If a party or witness does not submit to cross-examination at the Live Hearing, the decision maker(s) may still rely on any statement of that party or witness in reaching a determination regarding responsibility. The decision maker(s) cannot draw an inference about the determination regarding responsibility based solely on a party’s or witness’s absence from the Live Hearing or refusal to answer cross-examination or other questions.
Questions and evidence about the complainant’s sexual predisposition or prior sexual behavior are not relevant, unless such questions and evidence about the complainant’s prior sexual behavior are offered to prove that someone other than the respondent committed the conduct alleged by the complainant, or if the questions and evidence concern specific incidents of the complainant’s prior sexual behavior with respect to the respondent, and are offered to prove consent.
The University intends to complete a typical grievance process within 90 days following receipt of the report. Due to the number of witnesses being interviewed and a choice of a Live Hearing, some cases may extend longer than 90 days. The Office for Civil Rights Compliance will remain in contact with both parties and provide continual time frame updates throughout the investigation.
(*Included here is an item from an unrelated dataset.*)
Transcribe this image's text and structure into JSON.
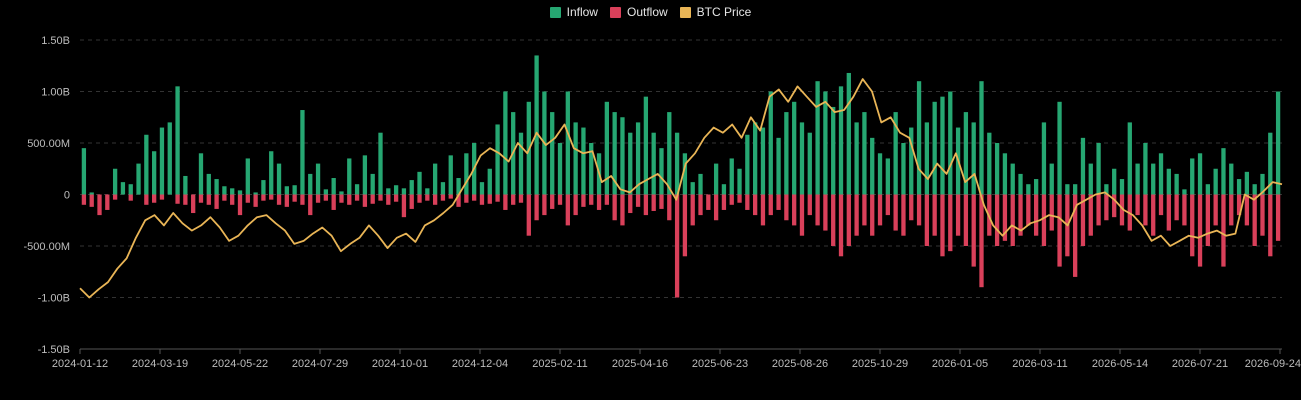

The University recognizes that an individual who has been drinking or using drugs at the time of the incident may be hesitant to make a report because of potential consequences for his/her/their own conduct, which may violate other University policies and codes of conduct.
An individual who reports sexual harassment, either as a complainant or a third-party witness, will not be subject to disciplinary action by the University, for his/her/their own personal consumption of alcohol or drugs at or near the time of the incident, provided that any such violations did not and do not place the health or safety of any other person at risk. The University may, however, initiate an educational discussion or pursue other educational remedies regarding alcohol or other drugs. This amnesty policy applies to the University's student conduct process, as well as related policies applicable to students, faculty and staff.
While the University may waive disciplinary action under its policies related to use of alcohol and drugs as indicated above, it retains the responsibility to report any illegal use of these substances as required by law, and will act in compliance with those laws.